A retainer assembly 6 supports and constrains the flag 4. In one embodiment, a retainer rod 7b extends between the disk-shaped head 7a and a lower disk-shaped head 7c to form the retainer 6. The actuation mechanism is disposed between the disk-shaped heads 7a, 7c and includes a spring 8 maintained in a compressed state by a temperature-sensitive material, such as a wax 7, 14 selected to transition at a predetermined temperature. The temperature-sensitive material is arranged so that, below the threshold, it mechanically restrains the spring 8; above the threshold, it changes state (e.g., solid-to-liquid), releasing the spring 8 to drive the flag 4 outward through the cap 13 to a persistent, visible position.

Abrasion Indicator

In some embodiments, an abrasion indicator is provided at the base of the lower housing 3, positioned to be submerged in the fluid during operation. The abrasion indicator may include a base magnet 16 configured to collect ferrous particulates suspended in the lubricant, thereby providing an additional diagnostic cue of abnormal wear in the equipment (e.g., gearbox 9, engine, or other lubrication-dependent machinery). Accumulation of metallic debris on the magnet 16 indicates potential component wear or impending failure.

Operation

Referring to FIG. 4, the temperature sensor mechanism is thermally coupled to the lubricant within the external housing 9. During normal operation, the temperature-sensitive material 7, 14 retains the spring 8 in compression, keeping the flag 4 within or beneath the cap 13. When the lubricant temperature reaches the predetermined threshold, the material 7, 14 transitions state, permitting the spring 8 to decompress. The decompression forces the flag 4 to translate outward through the cap 13. The geometry of the retainer rod 7b and the mating disk-shaped head 7a is configured so that, upon deployment, the rod 7b becomes unseated from the head 7a, inhibiting retraction and thereby providing a persistent visual overheating indication. The visible indication prompts the operator to halt operation and perform maintenance before catastrophic failure.

Removable Subassembly

FIG. 5 illustrates an embodiment in which the temperature sensor mechanism-comprising the flag 4, retainer 6 including rod 7b and heads 7a, 7c, the actuation spring 8, and the temperature-sensitive material 14 is integrated into a removable subassembly 200 having a container 7d.

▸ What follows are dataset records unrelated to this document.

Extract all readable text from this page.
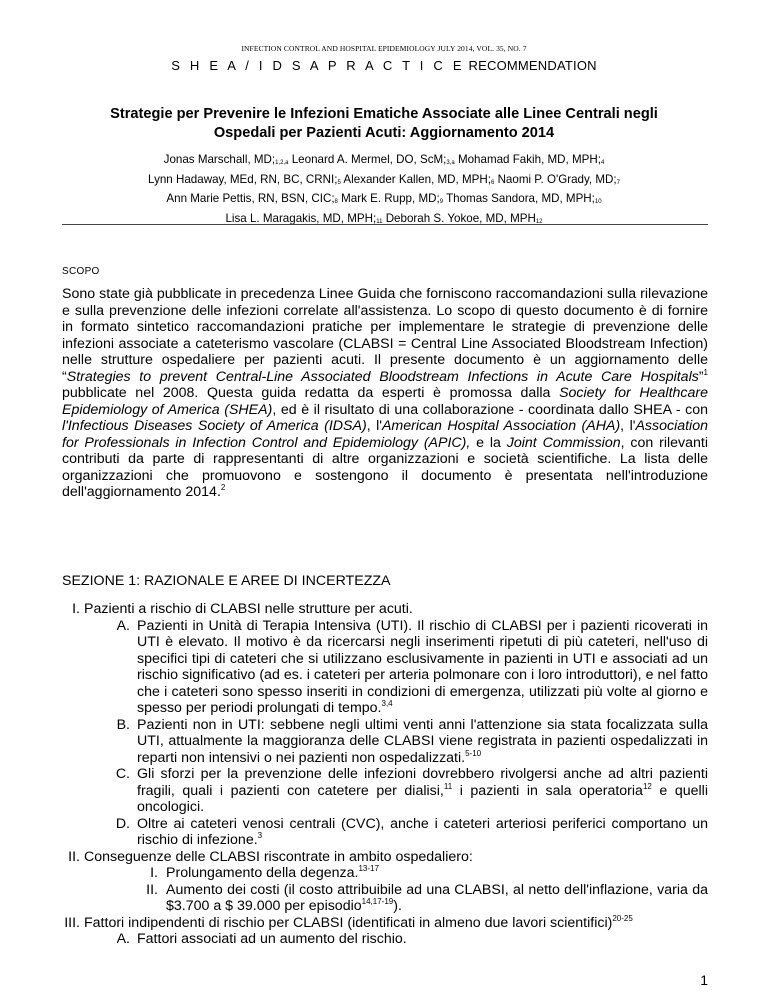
INFECTION CONTROL AND HOSPITAL EPIDEMIOLOGY JULY 2014, VOL. 35, NO. 7
S H E A / I D S A P R A C T I C E RECOMMENDATION
Strategie per Prevenire le Infezioni Ematiche Associate alle Linee Centrali negli
Ospedali per Pazienti Acuti: Aggiornamento 2014
Jonas Marschall, $MD;_{1,2,a}$ Leonard A. Mermel, DO, $ScM;_{3,a}$ Mohamad Fakih, MD, $MPH;_4$
Lynn Hadaway, MEd, RN, BC, $CRNI;_5$ Alexander Kallen, MD, $MPH;_6$ Naomi P. O'Grady, $MD;_7$
Ann Marie Pettis, RN, BSN, $CIC;_8$ Mark E. Rupp, $MD;_9$ Thomas Sandora, MD, $MPH;_{10}$
Lisa L. Maragakis, MD, $MPH;_{11}$ Deborah S. Yokoe, MD, $MPH_{12}$
SCOPO
Sono state già pubblicate in precedenza Linee Guida che forniscono raccomandazioni sulla rilevazione e sulla prevenzione delle infezioni correlate all'assistenza. Lo scopo di questo documento è di fornire in formato sintetico raccomandazioni pratiche per implementare le strategie di prevenzione delle infezioni associate a cateterismo vascolare (CLABSI = Central Line Associated Bloodstream Infection) nelle strutture ospedaliere per pazienti acuti. Il presente documento è un aggiornamento delle “Strategies to prevent Central-Line Associated Bloodstream Infections in Acute Care Hospitals”$^1$ pubblicate nel 2008. Questa guida redatta da esperti è promossa dalla Society for Healthcare Epidemiology of America (SHEA), ed è il risultato di una collaborazione - coordinata dallo SHEA - con l'Infectious Diseases Society of America (IDSA), l'American Hospital Association (AHA), l'Association for Professionals in Infection Control and Epidemiology (APIC), e la Joint Commission, con rilevanti contributi da parte di rappresentanti di altre organizzazioni e società scientifiche. La lista delle organizzazioni che promuovono e sostengono il documento è presentata nell'introduzione dell'aggiornamento 2014.$^2$
SEZIONE 1: RAZIONALE E AREE DI INCERTEZZA
I. Pazienti a rischio di CLABSI nelle strutture per acuti.
A. Pazienti in Unità di Terapia Intensiva (UTI). Il rischio di CLABSI per i pazienti ricoverati in UTI è elevato. Il motivo è da ricercarsi negli inserimenti ripetuti di più cateteri, nell'uso di specifici tipi di cateteri che si utilizzano esclusivamente in pazienti in UTI e associati ad un rischio significativo (ad es. i cateteri per arteria polmonare con i loro introduttori), e nel fatto che i cateteri sono spesso inseriti in condizioni di emergenza, utilizzati più volte al giorno e spesso per periodi prolungati di tempo.$^{3,4}$
B. Pazienti non in UTI: sebbene negli ultimi venti anni l'attenzione sia stata focalizzata sulla UTI, attualmente la maggioranza delle CLABSI viene registrata in pazienti ospedalizzati in reparti non intensivi o nei pazienti non ospedalizzati.$^{5-10}$
C. Gli sforzi per la prevenzione delle infezioni dovrebbero rivolgersi anche ad altri pazienti fragili, quali i pazienti con catetere per dialisi,$^{11}$ i pazienti in sala operatoria$^{12}$ e quelli oncologici.
D. Oltre ai cateteri venosi centrali (CVC), anche i cateteri arteriosi periferici comportano un rischio di infezione.$^3$
II. Conseguenze delle CLABSI riscontrate in ambito ospedaliero:
I. Prolungamento della degenza.$^{13-17}$
II. Aumento dei costi (il costo attribuibile ad una CLABSI, al netto dell'inflazione, varia da $3.700 a $ 39.000 per episodio$^{14,17-19}$).
III. Fattori indipendenti di rischio per CLABSI (identificati in almeno due lavori scientifici)$^{20-25}$
A. Fattori associati ad un aumento del rischio.
1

The subassembly 200 can be sized to be insertable into the lower housing 3 while the upper and lower housings 2, 3 remain installed. This configuration facilitates rapid replacement of the sensing mechanism and selection of alternate actuation temperatures by substituting encapsulated components within the subassembly 200. In certain implementations, the subassembly 200 is enclosed in a thin-walled shell (e.g., a polymer tube) that provides sufficient structural integrity while enabling efficient heat transfer to the temperature-sensitive material 14, thereby minimizing thermal lag and enabling accurate threshold response.